As the world grew increasingly globalized, it was important for large law firms to expand to different jurisdictions. Consequently, we established an office in Hong Kong before deploying our physical presence to different locations. Along the years, we invested in peculiar locations, such as Paris, Madrid, and Stockholm, which are usually not first choice European cities. We chose these places because we had the right projects, the right clients, and the right people located in the area.
As China and America grew further interlinked, our footprint in the USA became increasingly important. We first opened an office in Silicon Valley before establishing our New York office.
The second layer of Grandall’s internationalization effort was built through our partners network. While the first such network was created by Grandall, we are also present in 3 other networks, namely, ALFA International, Interlex, and APG. Each of these networks have different focuses. For example, APG concentrates on South-Eastern Asian counties and allows us to have great coverage over the region.
How is the current US-China situation impacting your clients and services in America?
The US market has yielded positive results for many years. On the one hand, the trade-war has caused investments in the US to slow down rapidly. On the other hand, cases revolving around economic trade remedy are booming. Strictly from a legal perspective, the amount of China-US related projects have not dropped, they have simply changed.
Many observers have claimed that part of the US-China decoupling could occur on the financial market, where Chinese companies list on American board. What benefits can American investors gain from purchasing shares in US-listed Chinese firms?
If you look at the stock growth of China’s large enterprises, they often look like win-win scenarios for both US investors and Chinese firms. Most of the Chinese companies that list on US stock markets are high-quality, high-standard enterprises.
However, it is important to note that both in China and the US, experts have diverging opinions on the topic. The fact that Alibaba listed back to the Hong Kong market exemplifies how the trade dispute will affect future capital flows.
Personally, I am optimistic that the US will not inflict restrictions on Chinese firms. I recently read that an American Think Tank argued there should be stronger control over VIE-entities listed in the US, including more information disclosure and ownership control.
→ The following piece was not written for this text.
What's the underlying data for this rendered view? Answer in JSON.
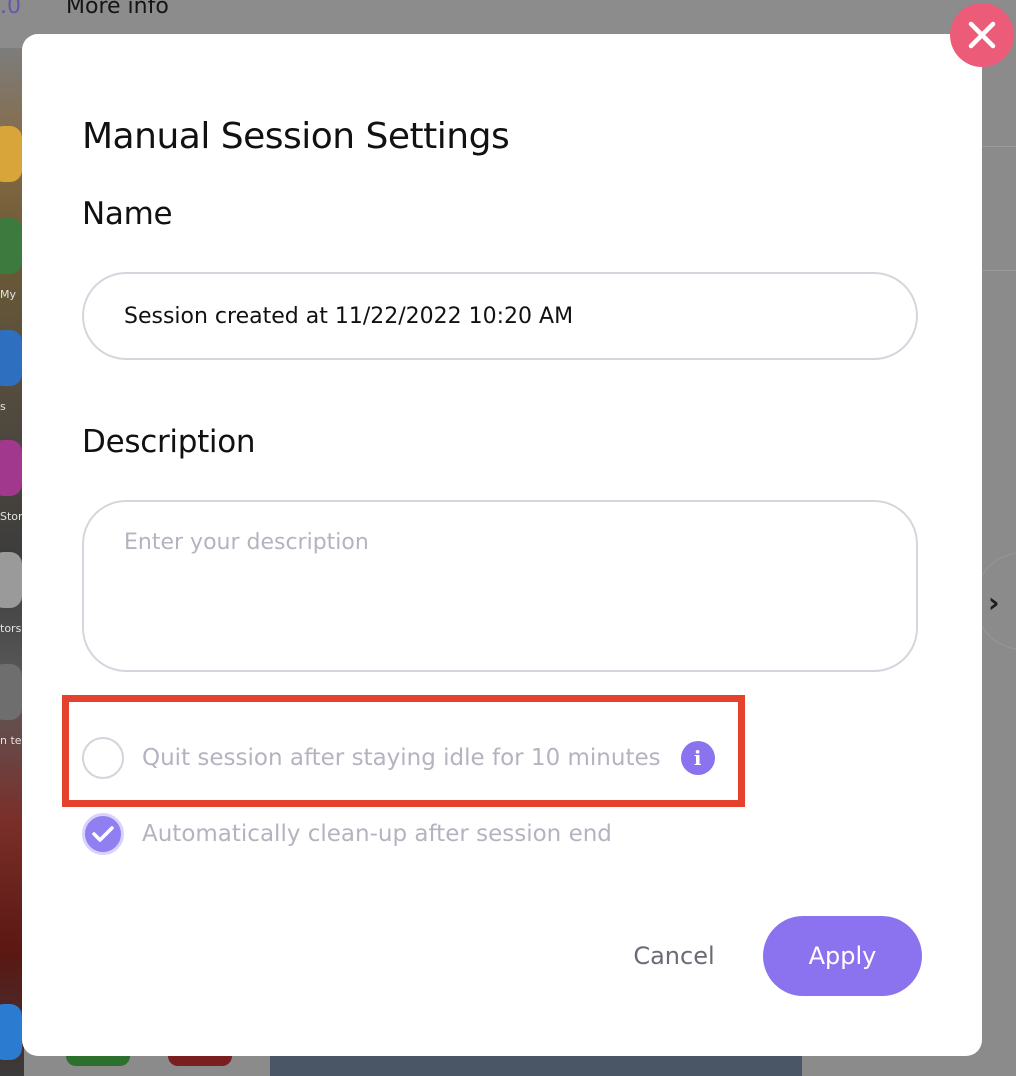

However, I believe this claim to be an eye-catching declaration and not something that will actually be implemented.
If we were to come back in 10 years and have this interview again, what successes would you like to share with us?
In 10 years’ time, I would not be taking your interview because someone else will have replaced me! As time goes by, Grandall will continue to advance and evolve. I’ve already occupied this position for 10 years and I know that in the not-so-distant future, stronger and younger lawyers will be taking this interview on behalf of Grandall.
*A VIE structure refers to a structure whereby an entity established in China which is fully or partially foreign owned has control over an operating company which holds the necessary license(s) to operate in a FDI restricted/prohibited sector.